Net Worthless is a turn-based strategy game — except you're not building an empire, just running one thoroughly average life. One turn — one month.
It all starts with picking a character, and it's not just a skin. Each archetype is its own game,
with its own starting conditions, goal, and deadline.
One wants to make a first fortune; another, to buy out the company that laid him off;
a third, to become a world-famous actress. Different starts, different ceilings, different paths.
You don't control your character in real time.
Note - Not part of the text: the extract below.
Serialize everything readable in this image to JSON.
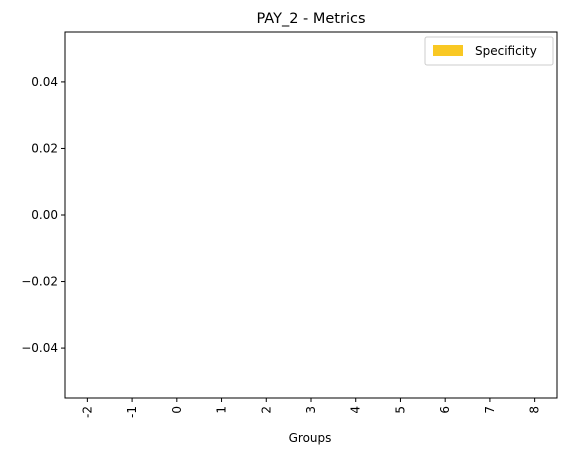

You plan how the next 30 days play out:
hours of sleep, hours at the desk job, hours at the gym, hours studying, hours doomscrolling.
But Lady Luck, as we all know, has her own plans for your plans.
You'll have to deal with all the joys of adult life:
Inflation that eats your nest egg faster than you can refill it.
Loans, payday loans, and debt collectors who have your number on speed dial.
A market that never stops storming.
The choice: take a side gig and burn out completely, or save your sanity and skip lunch.
The game hands you systems and rules, but it won't tell you what's right.
Spoiler: there's no single right way. Slog away at three jobs, play the market, or just coast.
Every action is a trade: you swap time for money, money for health, health for sanity. Nothing grows for free.
Nobody holds your hand or flags the best move.
For anyone who doesn't like save-scumming. The game saves once, at the end of the month, after every event has resolved. One slot, no backups.
Reloading won't undo a bad deal or a sudden illness. You live with what you chose.
This isn't difficulty for its own sake. It's honesty.
Fully offline. No launchers, no server tethers, no "always online."
Zero telemetry. The game collects nothing about you and sends nothing anywhere. Want to share your story? Leave a review or make a video, we're all for it. But it's your call.
Tiny footprint, runs on minimal specs. It'll even run on a potato.
Satire aimed at crypto bros, info-grifters, hustle culture, and the impossibility
of buying a home in the 2020s, wrapped around a merciless economy.